La señorita Finster le obsequia con una risa propia de una colegiala, aunque seguramente es tan vieja como la señora Nightwing.

—¡Oh, señor Doyle, cómo es usted!

Se encaminan hacia el gran edificio blanco cogidos del brazo. Padre apenas vuelve la cabeza hacia nosotros para decir:

—Os veré en Pascua.

Sí, dentro de dos semanas estaremos juntos de nuevo.

Sin embargo, dudo que realmente me vea.

 

 

Reprendo a Tom en el vagón de tren de camino a Londres.
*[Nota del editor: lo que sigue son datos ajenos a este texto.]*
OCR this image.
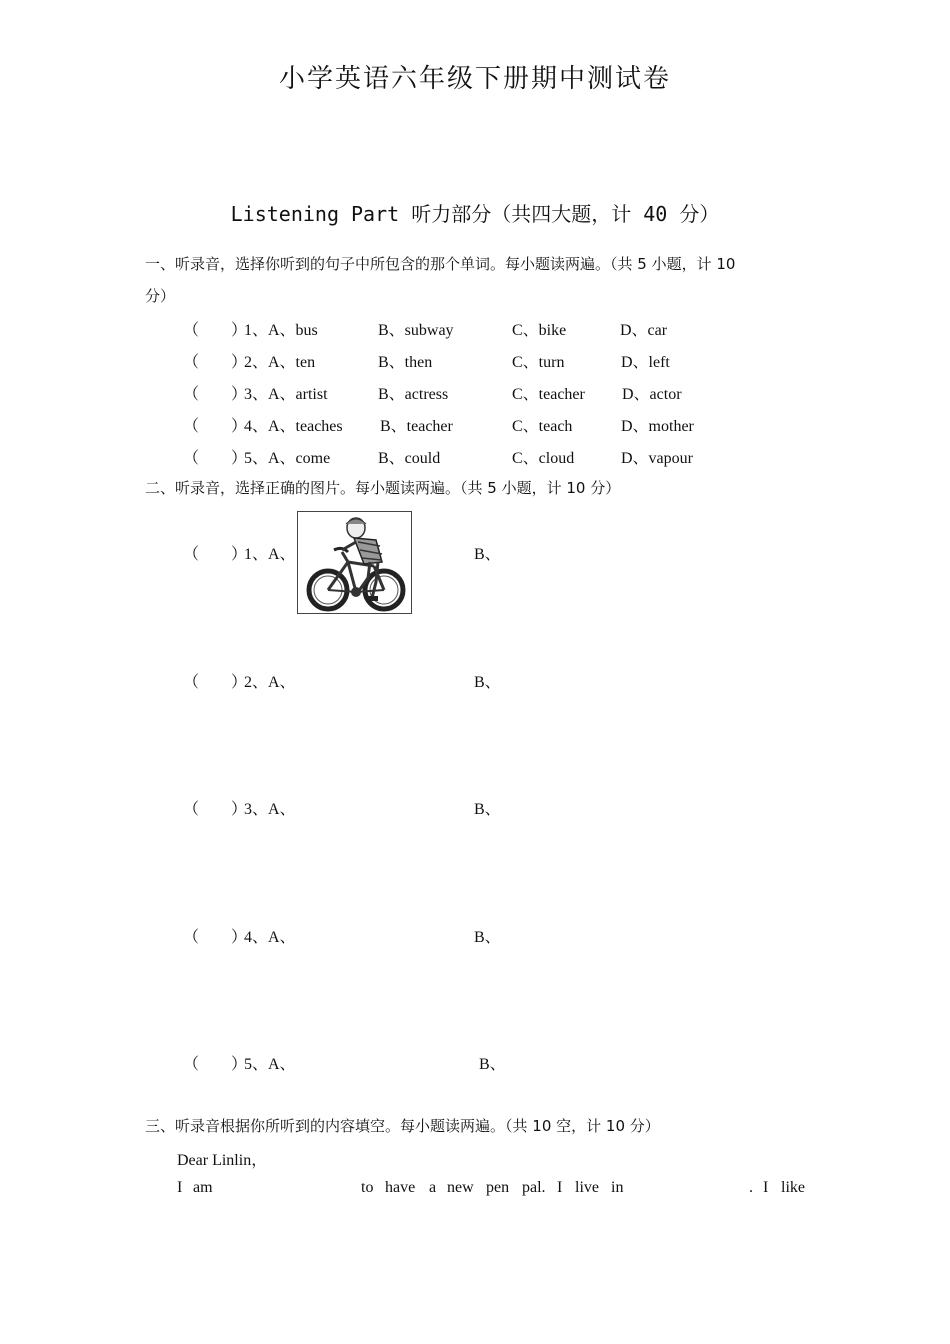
小学英语六年级下册期中测试卷
Listening Part 听力部分（共四大题，计 40 分）
一、听录音，选择你听到的句子中所包含的那个单词。每小题读两遍。（共 5 小题，计 10
分）
（　　）
1、 A、bus	B、subway	C、bike	D、car
（　　）
2、 A、ten	B、then	C、turn	D、left
（　　）
3、 A、artist	B、actress	C、teacher D、actor
（　　）
4、 A、teaches B、teacher	C、teach	D、mother
（　　）
5、 A、come	B、could	C、cloud	D、vapour
二、听录音，选择正确的图片。每小题读两遍。（共 5 小题，计 10 分）
（　　）
1、A、	B、
（　　）
2、A、	B、
（　　）
3、A、	B、
（　　）
4、A、	B、
（　　）
5、A、	B、
三、听录音根据你所听到的内容填空。每小题读两遍。（共 10 空，计 10 分）
Dear Linlin，
I am	to have a new pen pal. I live in	. I like
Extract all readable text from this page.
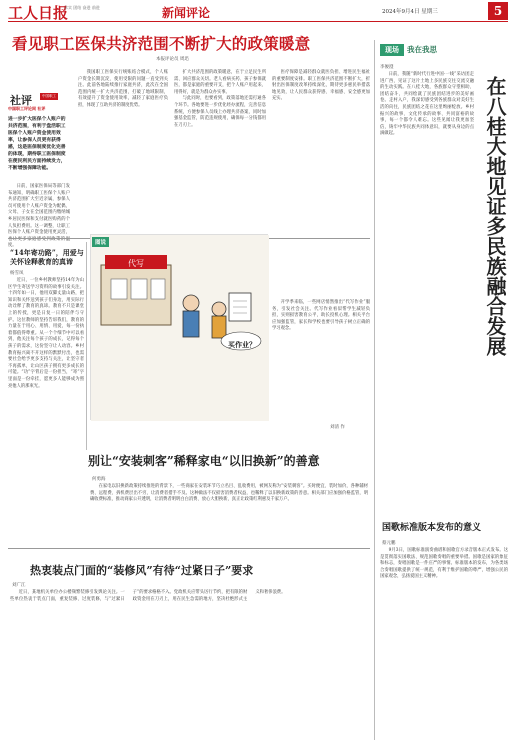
工人日报
求实 团结 奋进 前进	新闻评论	2024年9月4日 星期三	5
看见职工医保共济范围不断扩大的政策暖意
本报评论员 周迅
社评	中国职工
中国职工评论网 社评
进一步扩大医保个人账户的共济范围，有利于盘活职工医保个人账户资金使用效率，让参保人员更有获得感，这是医保制度优化完善的体现，期待职工医保制度在便民利民方面持续发力，不断增强保障功能。

日前，国家医保局等部门发布通知，明确职工医保个人账户共济范围扩大至近亲属，参保人员可使用个人账户资金为配偶、父母、子女在全国范围内缴纳城乡居民医保和支付就医购药的个人负担费用。这一调整，让职工医保个人账户资金使用更灵活，也让更多家庭感受到政策的温度。

我国职工医保实行统账结合模式，个人账户资金长期沉淀、使用受限的问题一直受到关注。此前各地陆续推行家庭共济，此次在全国范围内统一扩大共济范围，打破了地域限制，有效提升了资金使用效率，减轻了家庭医疗负担，体现了互助共济的制度优势。

扩大共济范围的政策暖意，在于立足民生所需、回应群众关切。老人看病买药、孩子参保就医，都是家庭的重要开支，把个人账户用起来、用得好，就是为群众办实事。

与此同时，也要看到，政策落地还需打通各个环节。各地要进一步优化经办流程，完善信息系统，方便参保人员线上办理共济备案，同时加强基金监管，防范违规使用，确保每一分钱都用在刀刃上。

医疗保障是减轻群众就医负担、增进民生福祉的重要制度安排。职工医保共济范围不断扩大，折射出医保制度改革持续深化，期待更多惠民举措落地见效，让人民群众获得感、幸福感、安全感更加充实。

“14年寄功路”，用爱与关怀诠释教育的真谛
杨雪凤

近日，一位乡村教师坚持14年为山区学生寄送学习资料的故事引发关注。十四年如一日，他用双脚丈量山路，把知识和关怀送到孩子们身边，用实际行动诠释了教育的真谛。教育不只是课堂上的传授，更是日复一日的陪伴与守护。这位教师的坚持告诉我们，教育的力量在于用心、用情、用爱，每一份执着都值得尊重。从一个个细节中可以看到，他关注每个孩子的成长，记得每个孩子的需求，这份坚守让人动容。乡村教育振兴离不开这样的默默付出，也需要社会给予更多支持与关注，让坚守者不再孤单，让山区孩子拥有更多成长的可能。“功”字背后是一份担当，“寄”字里面是一份牵挂，愿更多人能够成为照亮他人的那束光。

代写
图说
买作业？

开学季来临，一些网店悄然推出“代写作业”服务，引发社会关注。代写作业看似帮学生减轻负担，实则损害教育公平，助长投机心理。相关平台应加强监管，家长和学校也要引导孩子树立正确的学习观念。

刘清 作
别让“安装刺客”稀释家电“以旧换新”的善意
何勇海

在家电以旧换新政策持续推进的背景下，一些商家在安装环节巧立名目、乱收费用，被网友称为“安装刺客”。买时便宜、装时加价，各种辅材费、远程费、拆机费层出不穷，让消费者措手不及。这种做法不仅损害消费者权益，也稀释了以旧换新政策的善意。相关部门应加强价格监管，明确收费标准，推动商家公开透明，让消费者明明白白消费、放心大胆换新，真正让政策红利惠及千家万户。

热衷装点门面的“装修风”有待“过紧日子”要求
刘广江

近日，某地机关单位办公楼频繁装修引发舆论关注。一些单位热衷于装点门面，重复装修、过度装修，与“过紧日子”的要求格格不入。党政机关应带头厉行节约，把有限的财政资金用在刀刃上，用在民生急需的地方，坚决杜绝形式主义和奢侈浪费。

现场	我在我思
在八桂大地见证多民族融合发展
李俊澄

日前，我随“新时代行进中国·一线”采访团走进广西，见证了这片土地上多民族交往交流交融的生动实践。在八桂大地，各族群众守望相助、团结奋斗，共同绘就了民族团结进步的美好画卷。走村入户，我深切感受到各族群众对美好生活的向往，民族团结之花在这里绚丽绽放。乡村振兴的故事、文化传承的故事、共同富裕的故事，每一个都令人难忘。这些见闻让我更加坚信，铸牢中华民族共同体意识，就要从身边的点滴做起。

国歌标准版本发布的意义
蔡元鹏

9月3日，国歌标准演奏曲谱和国歌官方录音版本正式发布。这是贯彻落实国歌法、规范国歌奏唱的重要举措。国歌是国家的象征和标志，奏唱国歌是一件庄严的事情。标准版本的发布，为各类场合奏唱国歌提供了统一规范，有利于维护国歌的尊严，增强公民的国家观念，弘扬爱国主义精神。
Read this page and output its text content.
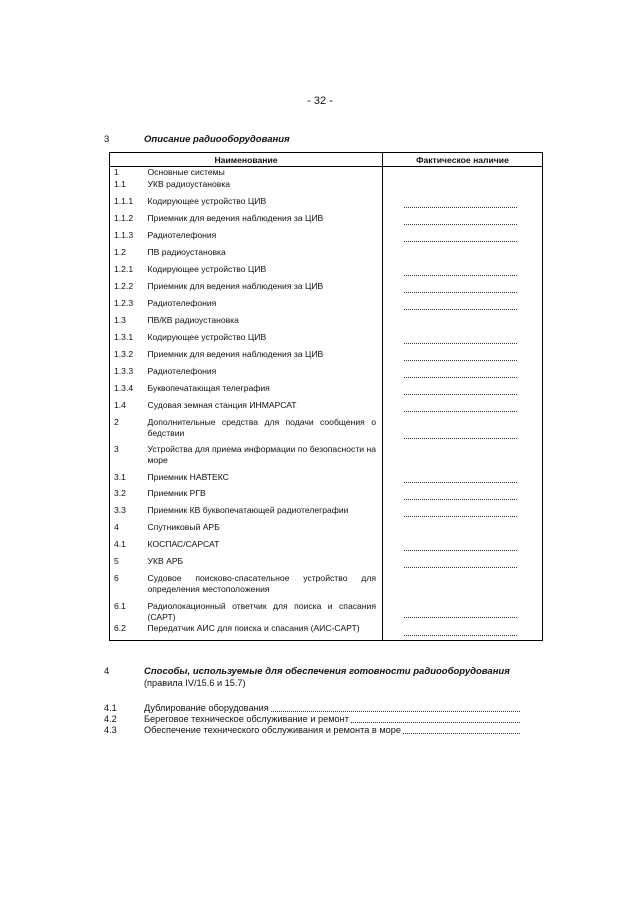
- 32 -
3	Описание радиооборудования
Наименование		Фактическое наличие
1	Основные системы	
1.1	УКВ радиоустановка	
1.1.1	Кодирующее устройство ЦИВ	

1.1.2	Приемник для ведения наблюдения за ЦИВ	

1.1.3	Радиотелефония	

1.2	ПВ радиоустановка	
1.2.1	Кодирующее устройство ЦИВ	

1.2.2	Приемник для ведения наблюдения за ЦИВ	

1.2.3	Радиотелефония	

1.3	ПВ/КВ радиоустановка	
1.3.1	Кодирующее устройство ЦИВ	

1.3.2	Приемник для ведения наблюдения за ЦИВ	

1.3.3	Радиотелефония	

1.3.4	Буквопечатающая телеграфия	

1.4	Судовая земная станция ИНМАРСАТ	

2	Дополнительные средства для подачи сообщения о бедствии	

3	Устройства для приема информации по безопасности на море	
3.1	Приемник НАВТЕКС	

3.2	Приемник РГВ	

3.3	Приемник КВ буквопечатающей радиотелеграфии	

4	Спутниковый АРБ	
4.1	КОСПАС/САРСАТ	

5	УКВ АРБ	

6	Судовое поисково-спасательное устройство для определения местоположения	
6.1	Радиолокационный ответчик для поиска и спасания (САРТ)	

6.2	Передатчик АИС для поиска и спасания (АИС-САРТ)	
4	Способы, используемые для обеспечения готовности радиооборудования
(правила IV/15.6 и 15.7)
4.1	Дублирование оборудования
4.2	Береговое техническое обслуживание и ремонт
4.3	Обеспечение технического обслуживания и ремонта в море
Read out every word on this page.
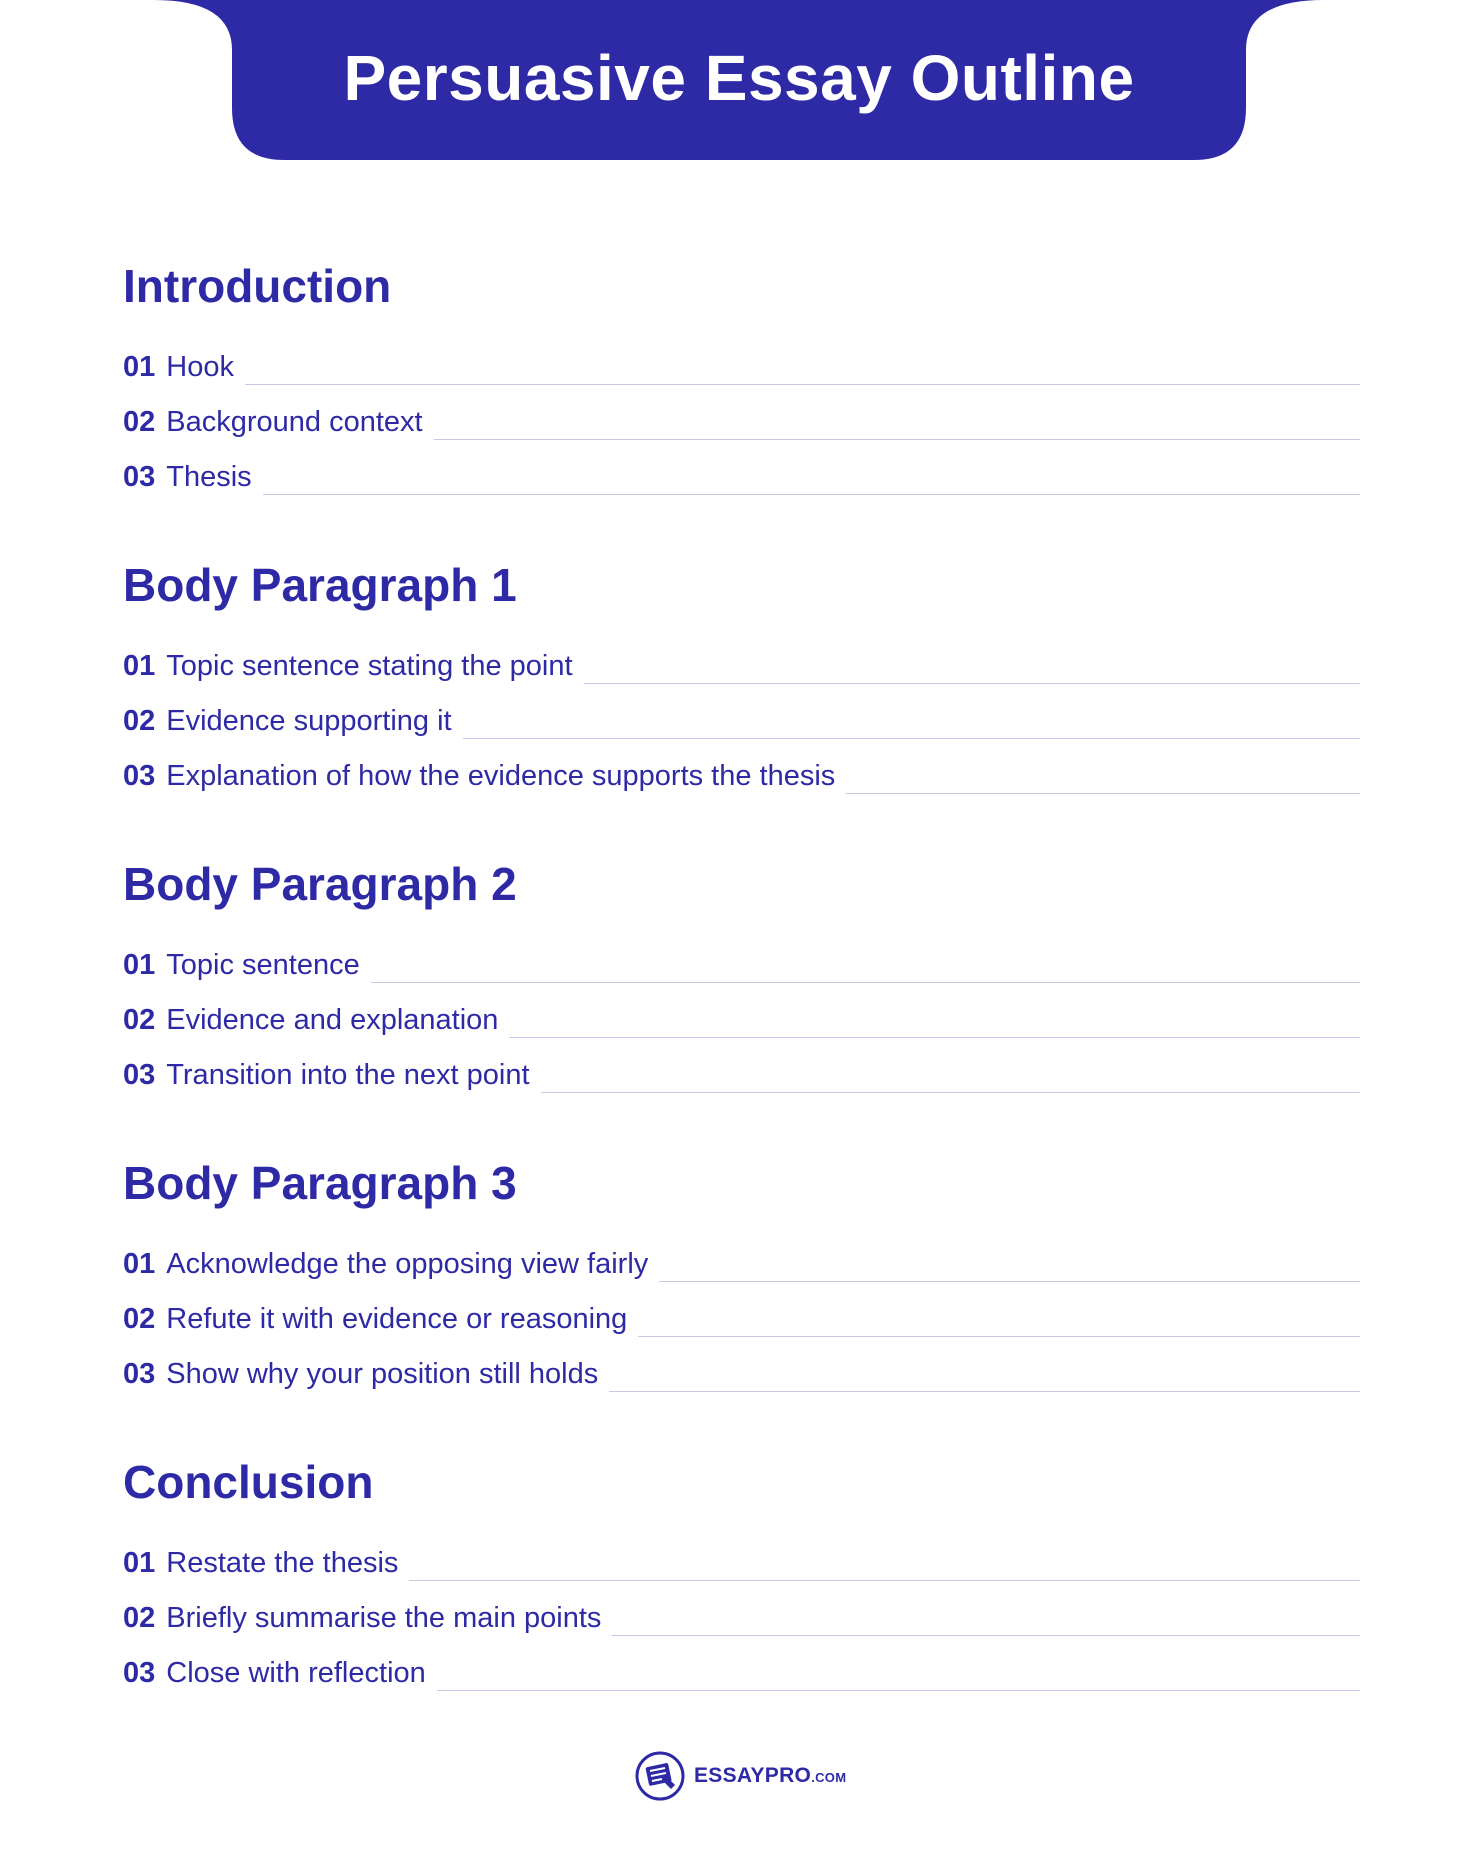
Persuasive Essay Outline
Introduction
01 Hook
02 Background context
03 Thesis
Body Paragraph 1
01 Topic sentence stating the point
02 Evidence supporting it
03 Explanation of how the evidence supports the thesis
Body Paragraph 2
01 Topic sentence
02 Evidence and explanation
03 Transition into the next point
Body Paragraph 3
01 Acknowledge the opposing view fairly
02 Refute it with evidence or reasoning
03 Show why your position still holds
Conclusion
01 Restate the thesis
02 Briefly summarise the main points
03 Close with reflection
ESSAYPRO.COM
—Thomas, ¿por qué provocas a padre de esa manera?

—Eso es. Defiéndele como haces siempre. La preferida.

—Yo no soy su preferida. Él nos quiere a los dos igual.

De inmediato siento una extraña sensación en el estómago, como cuando digo una mentira.

—Eso es lo que suelen decir, ¿no es verdad? La compasión no es fidedigna —dice con amargura. De repente, su rostro se ilumina—. Pues da la casualidad de que estaba equivocado respecto al club Ateneo. Simon Middleton y lord Denby me han invitado a cenar allí con ellos.

Me quedo sin respiración al escuchar el nombre de Simon.

—¿Cómo está Simon? —pregunto.

—Atractivo. Encantador. Rico. En resumen, bastante bien.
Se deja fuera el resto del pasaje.